A Chicago businessman born in Pakistan wanted in India for his role in the 2008 terrorist attacks in Mumbai City was brought to the country after being extradited from the United States.
Tahawwur Rana, a Canadian citizen, landed in Delhi on Thursday. The National Agency for Investigation of India confirmed that its extradition had succeeded.
In 2011, an American court erased him with a direct role by helping to draw the attacks which killed 166 people, but condemned him for supporting a militant group blamed for the attacks.
Sentenced to 14 years in prison in 2013, the 64-year-old man was released in 2020 for health fields, but was arrested later that year after India’s extradition request.
An American courtyard approved Rana’s extradition in 2023, but he stayed in detention pending final approval by the country’s government.
In February, President Donald Trump approved Extradition after his meeting with Prime Minister Narendra Modi.
The United States Supreme Court then rejected Rana’s calls against the decision.
The extradition took place under the Indian-American extradition treaty signed by the two countries in 1997.
Who is Tahawwur Rana?
Rana grew up in Pakistan and studied medicine before joining the medical profession of the Pakistani army. He and his wife, also a doctor, became Canadian citizens in 2001.
Later, they moved to Chicago, where Rana runs several companies, including an immigration and travel agency.
Indian authorities accused Rana of plotting with his childhood friend David Coleman Headley to help the Pakistani militant group Lashkar-E-Taiba (Let), which was blamed for Mumbai’s attacks.
A group of 10 activists stormed a station, hotels, cafes and a Jewish center in Mumbai, pulling and launching bombs. India and the United States have appointed the terrorist organization.
The American prosecutors in the case said that in 2006, Rana had enabled Headley to open an office of her immigration service company based in Chicago in Mumbai, which Headley then used as a coverage to light up the sites for the 2008 attacks.
Rana was also accused of having allowed Headley of presenting himself as a representative of her business in order to access newspaper firms by forming the interest in the purchase of advertising space.
Headley – who pleaded guilty of having identified places for Mumbai’s attacks – was a key witness. He said he had links to leave and the Pakistani intelligence service. Pakistan has repeatedly denied such links.

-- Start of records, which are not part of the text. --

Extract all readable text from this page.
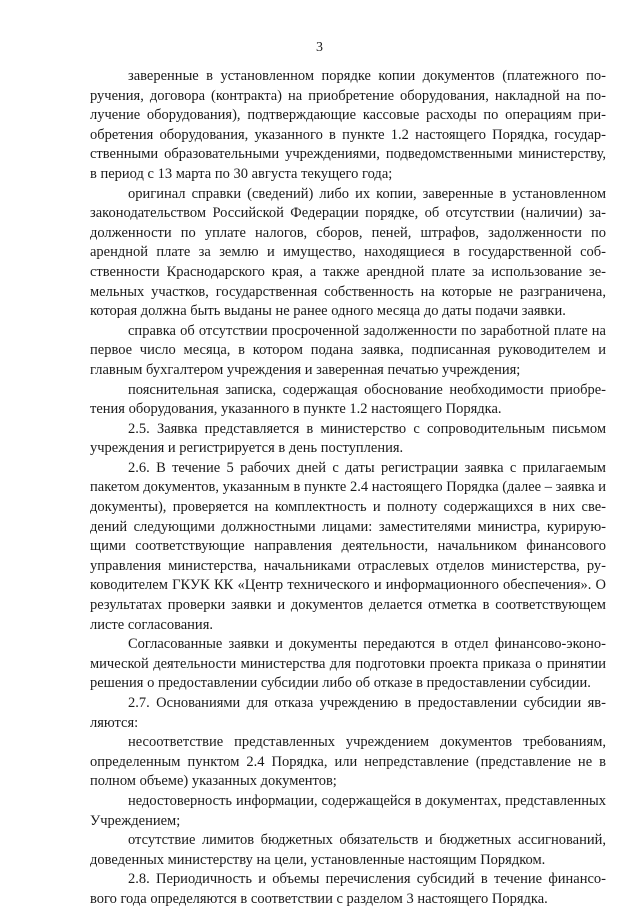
3

заверенные в установленном порядке копии документов (платежного поручения, договора (контракта) на приобретение оборудования, накладной на получение оборудования), подтверждающие кассовые расходы по операциям приобретения оборудования, указанного в пункте 1.2 настоящего Порядка, государственными образовательными учреждениями, подведомственными министерству, в период с 13 марта по 30 августа текущего года;

оригинал справки (сведений) либо их копии, заверенные в установленном законодательством Российской Федерации порядке, об отсутствии (наличии) задолженности по уплате налогов, сборов, пеней, штрафов, задолженности по арендной плате за землю и имущество, находящиеся в государственной собственности Краснодарского края, а также арендной плате за использование земельных участков, государственная собственность на которые не разграничена, которая должна быть выданы не ранее одного месяца до даты подачи заявки.

справка об отсутствии просроченной задолженности по заработной плате на первое число месяца, в котором подана заявка, подписанная руководителем и главным бухгалтером учреждения и заверенная печатью учреждения;

пояснительная записка, содержащая обоснование необходимости приобретения оборудования, указанного в пункте 1.2 настоящего Порядка.

2.5. Заявка представляется в министерство с сопроводительным письмом учреждения и регистрируется в день поступления.

2.6. В течение 5 рабочих дней с даты регистрации заявка с прилагаемым пакетом документов, указанным в пункте 2.4 настоящего Порядка (далее – заявка и документы), проверяется на комплектность и полноту содержащихся в них сведений следующими должностными лицами: заместителями министра, курирующими соответствующие направления деятельности, начальником финансового управления министерства, начальниками отраслевых отделов министерства, руководителем ГКУК КК «Центр технического и информационного обеспечения». О результатах проверки заявки и документов делается отметка в соответствующем листе согласования.

Согласованные заявки и документы передаются в отдел финансово-экономической деятельности министерства для подготовки проекта приказа о принятии решения о предоставлении субсидии либо об отказе в предоставлении субсидии.

2.7. Основаниями для отказа учреждению в предоставлении субсидии являются:

несоответствие представленных учреждением документов требованиям, определенным пунктом 2.4 Порядка, или непредставление (представление не в полном объеме) указанных документов;

недостоверность информации, содержащейся в документах, представленных Учреждением;

отсутствие лимитов бюджетных обязательств и бюджетных ассигнований, доведенных министерству на цели, установленные настоящим Порядком.

2.8. Периодичность и объемы перечисления субсидий в течение финансового года определяются в соответствии с разделом 3 настоящего Порядка.
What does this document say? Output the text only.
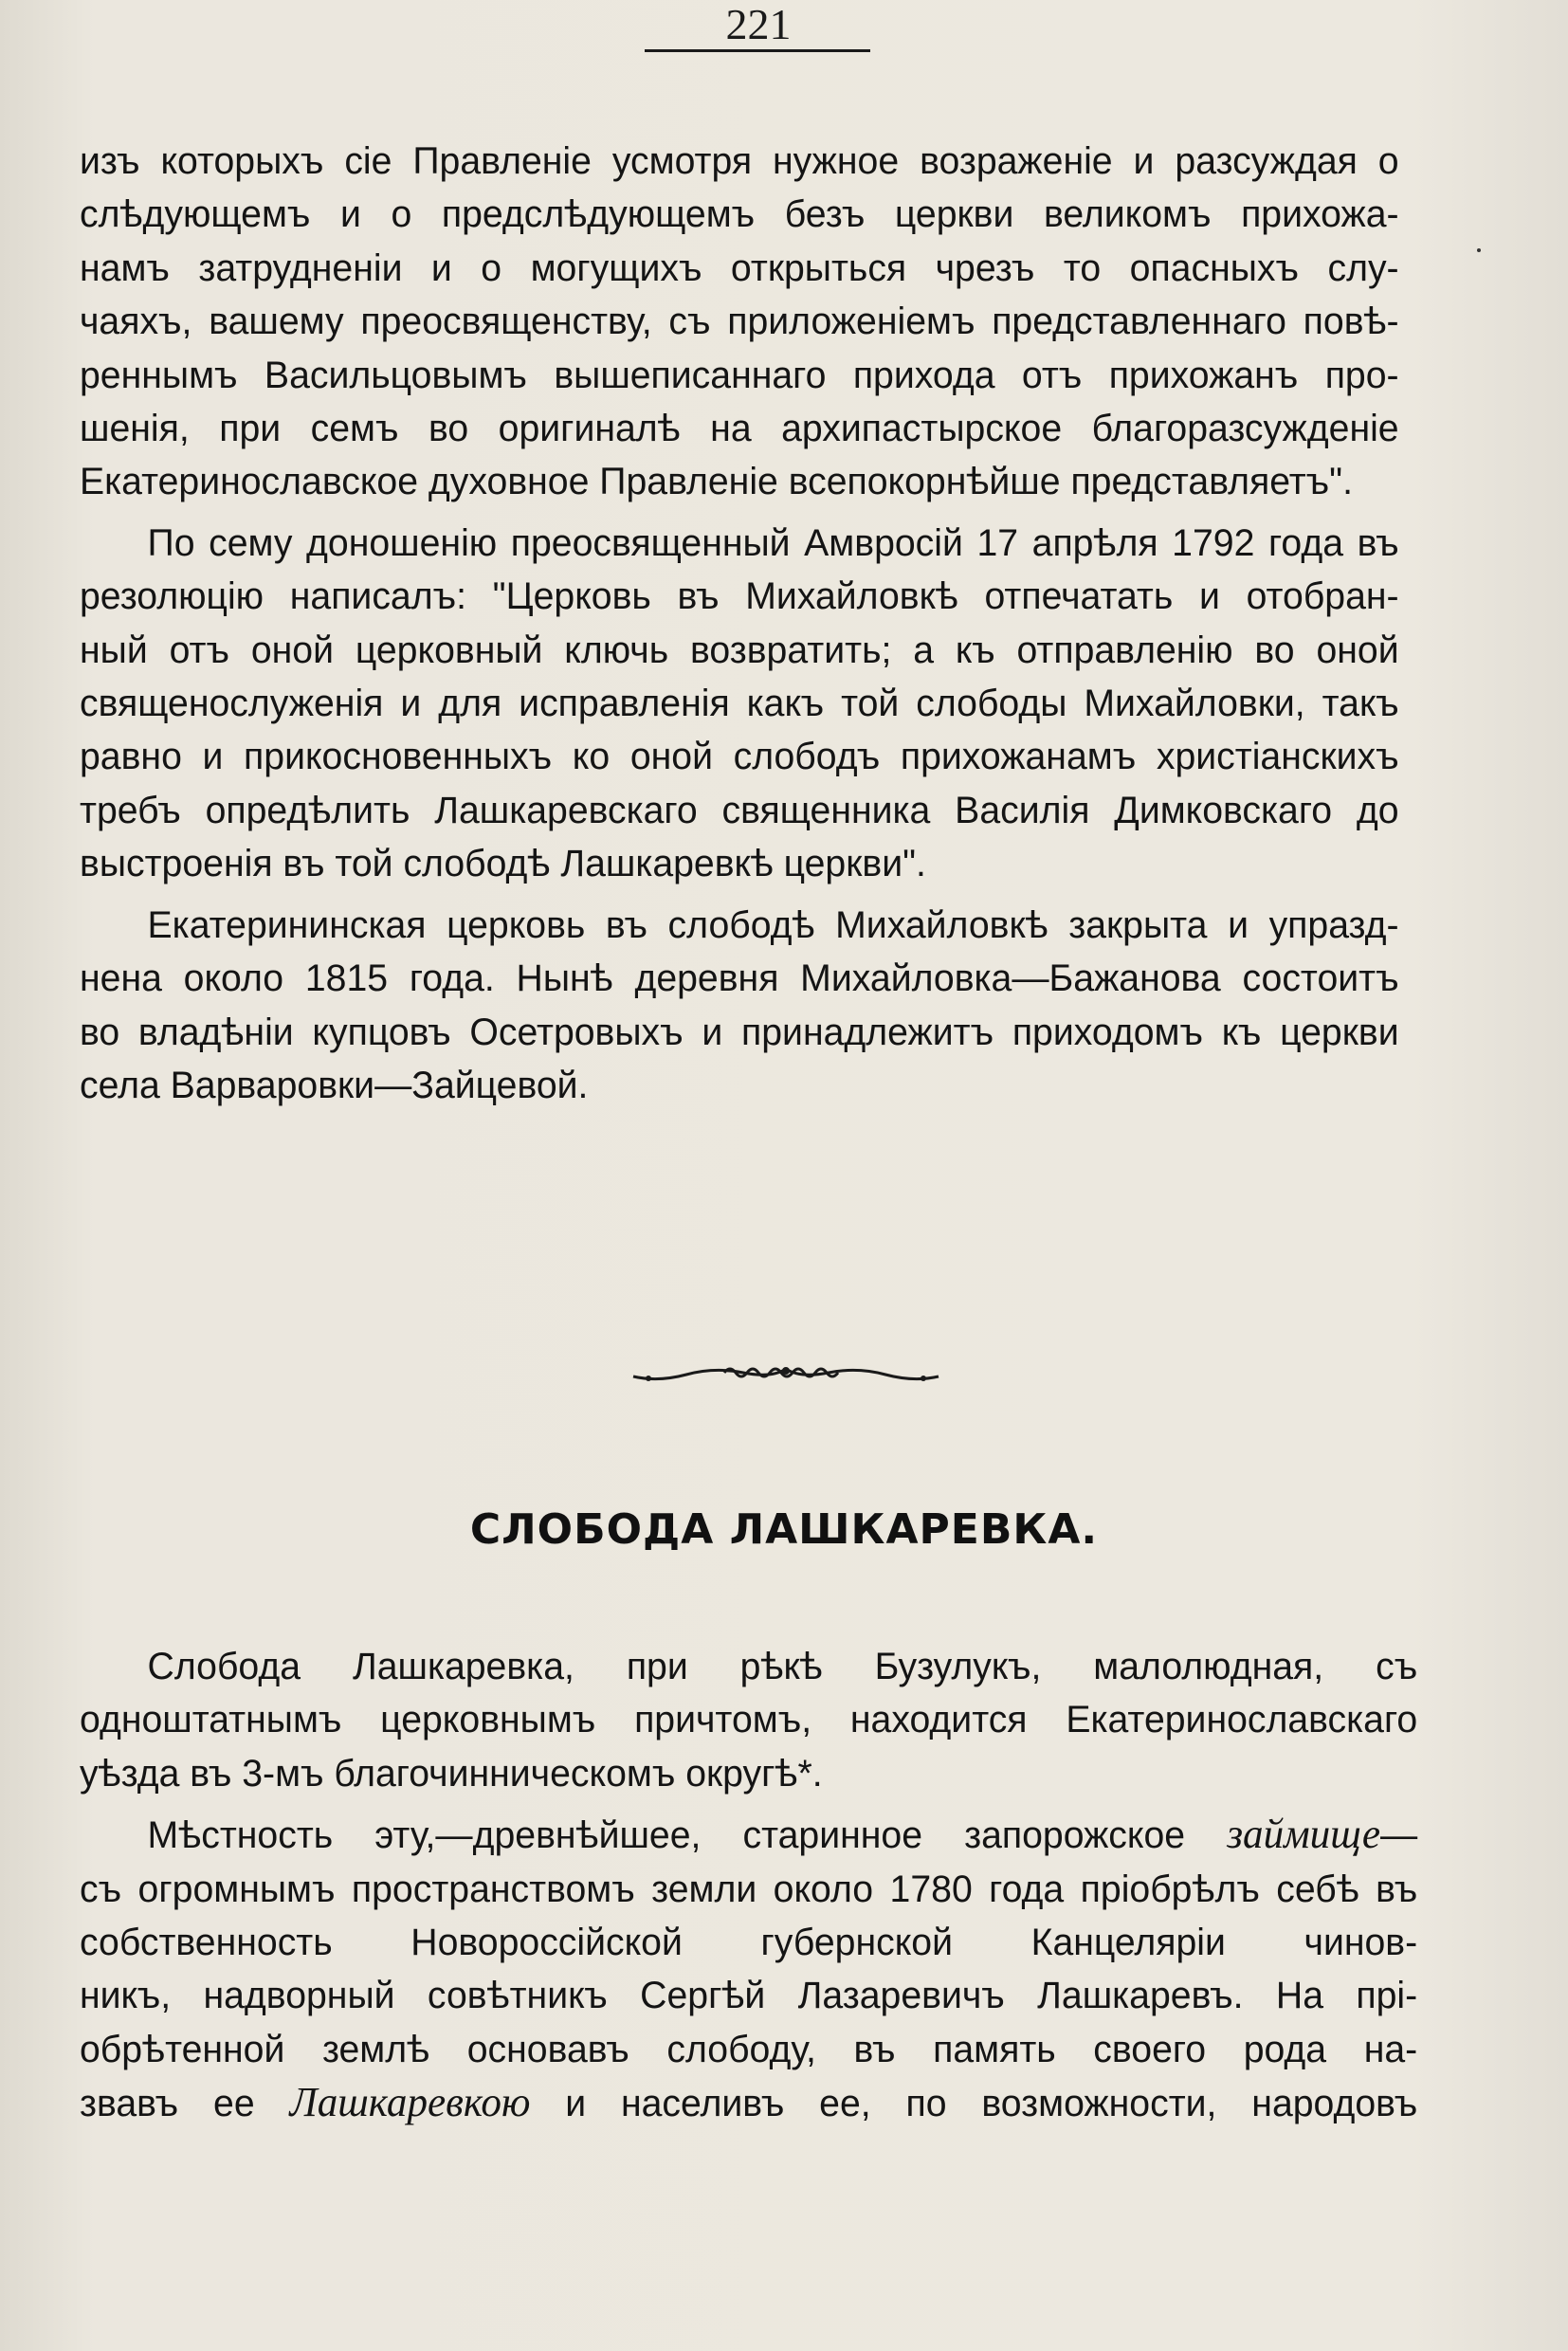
221

изъ которыхъ сіе Правленіе усмотря нужное возраженіе и разсуждая о
слѣдующемъ и о предслѣдующемъ безъ церкви великомъ прихожа-
намъ затрудненіи и о могущихъ открыться чрезъ то опасныхъ слу-
чаяхъ, вашему преосвященству, съ приложеніемъ представленнаго повѣ-
реннымъ Васильцовымъ вышеписаннаго прихода отъ прихожанъ про-
шенія, при семъ во оригиналѣ на архипастырское благоразсужденіе
Екатеринославское духовное Правленіе всепокорнѣйше представляетъ".

По сему доношенію преосвященный Амвросій 17 апрѣля 1792 года въ
резолюцію написалъ: "Церковь въ Михайловкѣ отпечатать и отобран-
ный отъ оной церковный ключь возвратить; а къ отправленію во оной
священослуженія и для исправленія какъ той слободы Михайловки, такъ
равно и прикосновенныхъ ко оной слободъ прихожанамъ христіанскихъ
требъ опредѣлить Лашкаревскаго священника Василія Димковскаго до
выстроенія въ той слободѣ Лашкаревкѣ церкви".

Екатерининская церковь въ слободѣ Михайловкѣ закрыта и упразд-
нена около 1815 года. Нынѣ деревня Михайловка—Бажанова состоитъ
во владѣніи купцовъ Осетровыхъ и принадлежитъ приходомъ къ церкви
села Варваровки—Зайцевой.

СЛОБОДА ЛАШКАРЕВКА.

Слобода Лашкаревка, при рѣкѣ Бузулукъ, малолюдная, съ
одноштатнымъ церковнымъ причтомъ, находится Екатеринославскаго
уѣзда въ 3-мъ благочинническомъ округѣ*.

Мѣстность эту,—древнѣйшее, старинное запорожское займище—
съ огромнымъ пространствомъ земли около 1780 года пріобрѣлъ себѣ въ
собственность Новороссійской губернской Канцеляріи чинов-
никъ, надворный совѣтникъ Сергѣй Лазаревичъ Лашкаревъ. На прі-
обрѣтенной землѣ основавъ слободу, въ память своего рода на-
звавъ ее Лашкаревкою и населивъ ее, по возможности, народовъ
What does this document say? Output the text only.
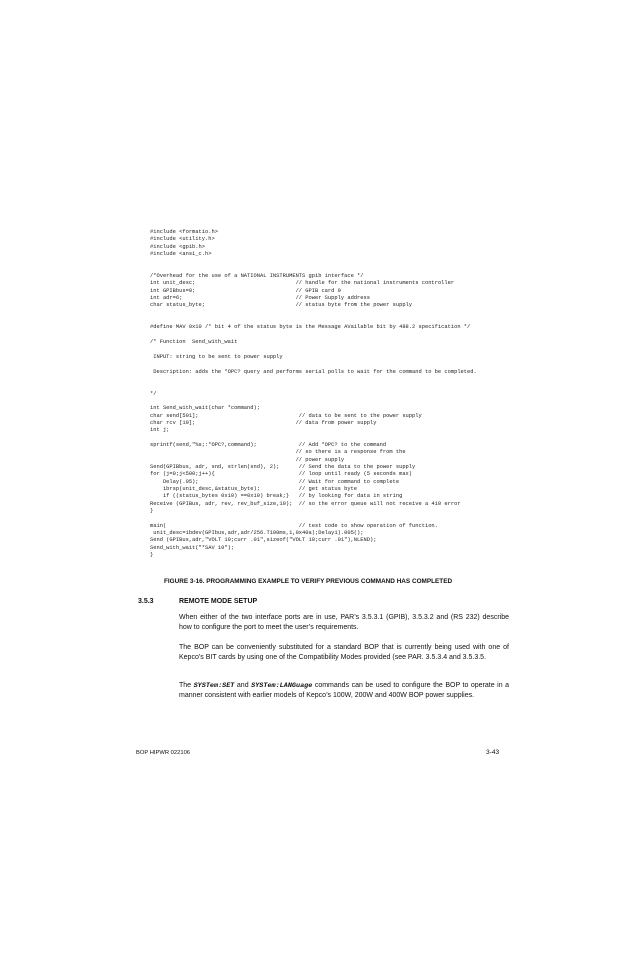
#include <formatio.h>
#include <utility.h>
#include <gpib.h>
#include <ansi_c.h>
/*Overhead for the use of a NATIONAL INSTRUMENTS gpib interface */
int unit_desc;                               // handle for the national instruments controller
int GPIBbus=0;                               // GPIB card 0
int adr=6;                                   // Power Supply address
char status_byte;                            // status byte from the power supply
#define MAV 0x10 /* bit 4 of the status byte is the Message AVailable bit by 488.2 specification */
/* Function  Send_with_wait
INPUT: string to be sent to power supply
Description: adds the *OPC? query and performs serial polls to wait for the command to be completed.
*/
int Send_with_wait(char *command);
char send[501];                               // data to be sent to the power supply
char rcv [10];                               // data from power supply
int j;
sprintf(send,"%s;:*OPC?,command);             // Add *OPC? to the command
// so there is a response from the
// power supply
Send(GPIBbus, adr, snd, strlen(snd), 2);      // Send the data to the power supply
for (j=0;j<500;j++){                          // loop until ready (5 seconds max)
Delay(.05);                               // Wait for command to complete
ibrsp(unit_desc,&status_byte);            // get status byte
if ((status_bytes 0x10) ==0x10) break;}   // by looking for data in string
Receive (GPIBus, adr, rev, rev_buf_size,10);  // so the error queue will not receive a 410 error
}
main(                                         // test code to show operation of function.
unit_desc=ibdev(GPIbus,adr,adr/256.T100ms,1,0x40a);Delay1).005();
Send (GPIBus,adr,"VOLT 10;curr .01",sizeof("VOLT 10;curr .01"),NLEND);
Send_with_wait("*SAV 10");
}
FIGURE 3-16. PROGRAMMING EXAMPLE TO VERIFY PREVIOUS COMMAND HAS COMPLETED
3.5.3	REMOTE MODE SETUP

When either of the two interface ports are in use, PAR’s 3.5.3.1 (GPIB), 3.5.3.2 and (RS 232) describe how to configure the port to meet the user’s requirements.

The BOP can be conveniently substituted for a standard BOP that is currently being used with one of Kepco’s BIT cards by using one of the Compatibility Modes provided (see PAR. 3.5.3.4 and 3.5.3.5.

The SYSTem:SET and SYSTem:LANGuage commands can be used to configure the BOP to operate in a manner consistent with earlier models of Kepco’s 100W, 200W and 400W BOP power supplies.

BOP HIPWR 022106	3-43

Headley also testified against Rana.
Rana’s defense team at the time said he was manipulated and misleaded by Headley, an old friend of their days in a Pakistani military school.
In 2011, the jurors of the Federal Court of Chicago condemned Rana for having provided rental support and for her role in an abandoned plot against a Danish newspaper Jyllands Posten. But he was authorized for the more serious accusation to help trace Mumbai’s attacks and received a 14 -year -old prison sentence.
Headley was sentenced to 35 years for his role in attacks. He is deposited in a federal prison in Chicago.

What are the accusations against Rana in India?
In India, Rana and Headley were tried in absentia before a court in Mumbai for their presumed involvement in the attacks. Headley later became the approval in the case.
The accusations brought against Rana by the National Agency of Investigation of India include the criminal plot, the war against the Indian government and terrorism.
In his plea against being extradited to India before the lower court in the United States, Rana had argued that India intended to continue him for the same offenses for which he had been acquitted by the American court.
His plea was rejected, the court claiming that the Indian accusations were distinct from those for which he had been prosecuted in the United States.
In his appeal before the United States Supreme Court to suspend her extradition, Rana said that it would violate US law and the United Nations Convention on Torture “because there are substantial reasons to believe that, if it were extradited to India, the petitioner will be in danger of being subjected to torture”.
“The probability of torture in this case is even higher, but the petitioner faces an acute risk as a Muslim of Pakistani origin charged in the attacks of Mumbai”, the demand said.
He also cited the underlying health conditions of Rana and the concerns about the treatment he would receive in the Indian prison. His plea was rejected.
Ujjwal Nikam, the former prosecutor in the case in Mumbai, told Rana’s extradition to the Extradition of Rana would help to reveal more about “the involvement of the Pakistan security apparatus” in the attacks.